Dos. La primera vez que la leí tuve la sensación de que el gran protagonista era Hirst: el escritor con la mente rota y la mano muerta, encerrado en su propio mausoleo. Error: es una obra sobre dos escritores. Hirst encarna la peor pesadilla de todo creador: vivir, con la memoria agujereada, en un limbo que tiene la forma de una página en blanco. Spooner, su antítesis, sobrevive convirtiendo su propia existencia en narración, entrando en todas las ficciones que haga falta, mudando de personaje como de piel. En otras palabras: el escritor como camaleón frente al escritor como estatua. En el montaje que acaba de presentarse en el Lyttelton, el Hirst de Corin Redgrave es un pelele trágico manejado por sus servidores; un Lear con los recuerdos despedazados y flotando en alcohol, que encuentra en Spooner a su inesperado bufón. Spooner es ahora el gran protagonista, el motor de la acción: un perdedor nato que se agarra a su último clavo ardiendo, con una energía y una vitalidad tamizadas por una dulce locura muy británica.

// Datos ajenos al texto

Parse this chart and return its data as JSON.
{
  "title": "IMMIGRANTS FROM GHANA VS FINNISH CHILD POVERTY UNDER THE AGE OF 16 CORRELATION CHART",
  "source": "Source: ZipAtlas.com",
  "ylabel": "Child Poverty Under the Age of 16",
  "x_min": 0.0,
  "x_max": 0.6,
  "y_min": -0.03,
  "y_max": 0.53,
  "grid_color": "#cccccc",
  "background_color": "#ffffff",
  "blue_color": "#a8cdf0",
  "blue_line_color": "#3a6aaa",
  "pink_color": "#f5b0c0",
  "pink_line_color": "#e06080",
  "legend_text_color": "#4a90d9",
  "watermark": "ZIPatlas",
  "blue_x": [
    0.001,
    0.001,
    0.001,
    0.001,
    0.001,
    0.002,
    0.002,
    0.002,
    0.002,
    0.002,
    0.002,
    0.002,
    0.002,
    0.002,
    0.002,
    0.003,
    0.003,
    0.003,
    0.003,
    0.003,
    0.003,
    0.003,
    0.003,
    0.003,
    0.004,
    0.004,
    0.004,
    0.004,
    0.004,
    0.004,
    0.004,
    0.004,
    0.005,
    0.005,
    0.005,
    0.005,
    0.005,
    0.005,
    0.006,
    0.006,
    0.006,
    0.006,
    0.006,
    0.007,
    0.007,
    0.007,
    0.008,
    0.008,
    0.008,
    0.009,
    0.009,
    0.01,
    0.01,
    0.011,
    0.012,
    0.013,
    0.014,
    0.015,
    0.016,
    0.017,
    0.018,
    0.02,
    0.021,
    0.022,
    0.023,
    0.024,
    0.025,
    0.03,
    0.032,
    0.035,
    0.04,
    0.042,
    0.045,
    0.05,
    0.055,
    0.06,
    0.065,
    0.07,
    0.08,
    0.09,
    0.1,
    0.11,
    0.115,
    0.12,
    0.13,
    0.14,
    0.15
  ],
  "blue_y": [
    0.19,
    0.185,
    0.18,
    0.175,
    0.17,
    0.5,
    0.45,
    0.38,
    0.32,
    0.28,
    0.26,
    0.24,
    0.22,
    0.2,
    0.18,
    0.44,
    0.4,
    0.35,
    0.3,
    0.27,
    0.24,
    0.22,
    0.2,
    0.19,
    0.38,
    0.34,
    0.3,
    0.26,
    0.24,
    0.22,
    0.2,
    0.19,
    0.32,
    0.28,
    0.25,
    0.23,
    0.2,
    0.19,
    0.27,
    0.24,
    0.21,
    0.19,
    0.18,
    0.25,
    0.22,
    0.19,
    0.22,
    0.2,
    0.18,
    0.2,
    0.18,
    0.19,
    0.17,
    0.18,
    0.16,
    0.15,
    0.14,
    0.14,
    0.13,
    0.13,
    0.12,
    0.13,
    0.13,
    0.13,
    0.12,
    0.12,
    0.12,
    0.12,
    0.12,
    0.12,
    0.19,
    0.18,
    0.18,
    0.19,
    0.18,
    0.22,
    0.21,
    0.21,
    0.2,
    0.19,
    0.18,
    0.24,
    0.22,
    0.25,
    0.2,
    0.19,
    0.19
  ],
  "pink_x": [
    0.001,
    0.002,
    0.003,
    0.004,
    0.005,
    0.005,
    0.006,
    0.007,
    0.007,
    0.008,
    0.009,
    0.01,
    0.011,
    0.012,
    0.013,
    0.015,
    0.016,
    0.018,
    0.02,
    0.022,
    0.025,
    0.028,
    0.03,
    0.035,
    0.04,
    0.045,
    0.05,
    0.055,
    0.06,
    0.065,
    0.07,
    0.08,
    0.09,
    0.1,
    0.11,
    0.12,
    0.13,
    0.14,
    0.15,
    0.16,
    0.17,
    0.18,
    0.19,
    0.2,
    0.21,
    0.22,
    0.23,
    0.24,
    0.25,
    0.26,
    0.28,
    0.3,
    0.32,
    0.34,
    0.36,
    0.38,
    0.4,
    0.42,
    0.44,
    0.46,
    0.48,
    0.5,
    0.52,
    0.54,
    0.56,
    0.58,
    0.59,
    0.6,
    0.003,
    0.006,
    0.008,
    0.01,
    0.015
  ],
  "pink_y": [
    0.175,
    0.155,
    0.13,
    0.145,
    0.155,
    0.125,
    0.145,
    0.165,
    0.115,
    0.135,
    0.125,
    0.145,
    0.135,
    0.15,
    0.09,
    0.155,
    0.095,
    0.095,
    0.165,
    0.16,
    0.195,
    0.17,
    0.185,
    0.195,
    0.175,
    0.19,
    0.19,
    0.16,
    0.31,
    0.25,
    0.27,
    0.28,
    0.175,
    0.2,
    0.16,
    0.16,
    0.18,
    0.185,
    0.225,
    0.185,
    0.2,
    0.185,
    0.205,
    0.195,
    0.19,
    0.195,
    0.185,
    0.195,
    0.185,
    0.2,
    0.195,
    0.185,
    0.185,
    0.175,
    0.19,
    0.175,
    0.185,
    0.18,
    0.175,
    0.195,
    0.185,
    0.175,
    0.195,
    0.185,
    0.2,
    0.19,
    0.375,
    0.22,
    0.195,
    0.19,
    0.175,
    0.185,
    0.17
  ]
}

Spooner es John Wood, un monstruo sagrado y el actor preferido de Tom Stoppard, que hará un par de temporadas protagonizó su última obra, The Invention of Love. Gracias a él, todas nuestras simpatías están ahora con el personaje, al que interpreta como un super-Jeeves, con el perfil del viejo Auden (un dandi vestido como un clochard) y el estilo perifrástico y zumbón de Clare Quilty, el ángel negro de Lolita. A lo largo de sus monólogos, Spooner busca protección, y ofrece a Hirst la panoplia de sus vastos servicios. Puede ser secretario, compañero de juegos, colega literario y, por encima de todo, bufón; el bufón que le provoca, le aguijonea, le incita a resquebrajar su estatua. Wood y Redgrave están maravillosos en la escena en que Spooner 'entra' en la memoria de Hirst; una escena soberbia, que Pinter dirige casi como si se tratara de su sketch de los Monty Phyton, y en la que las ambigüedades se multiplican: imposible discernir si se trata, como parece, de un juego de bufón para avivar a Hirst o si, realmente, Spooner y su esposa fueron sus víctimas en el remotísimo pasado. En cuanto a los sirvientes, Danny Dyer presenta a Foster como un adolescente achulado y violento, con aire y maneras de chapero, que siente por Hirst un afecto de hijo incestuoso. Andy de la Tour es un Briggs maduro y lacónico, con el perfil de un sargento mayor, moviéndose como una mezcla de mayordomo y guardaespaldas: ambos parecen el lobo y el zorro de Pinocho habitando en un episodio de Los Vengadores. Tras los latigazos de humor, la congelación definitiva. Al final, de nada sirve la oferta, cada vez más desesperada, de Spooner: los cancerberos de Hirst son más poderosos, y el viejo monarca de Hampstead Head opta por su niebla, por permanecer para siempre en esa tierra de nadie. Cuesta creer que esta maravilla de invención, de gamas de lenguaje, de misterio y de ironía, nunca, que yo sepa, se haya representado en España.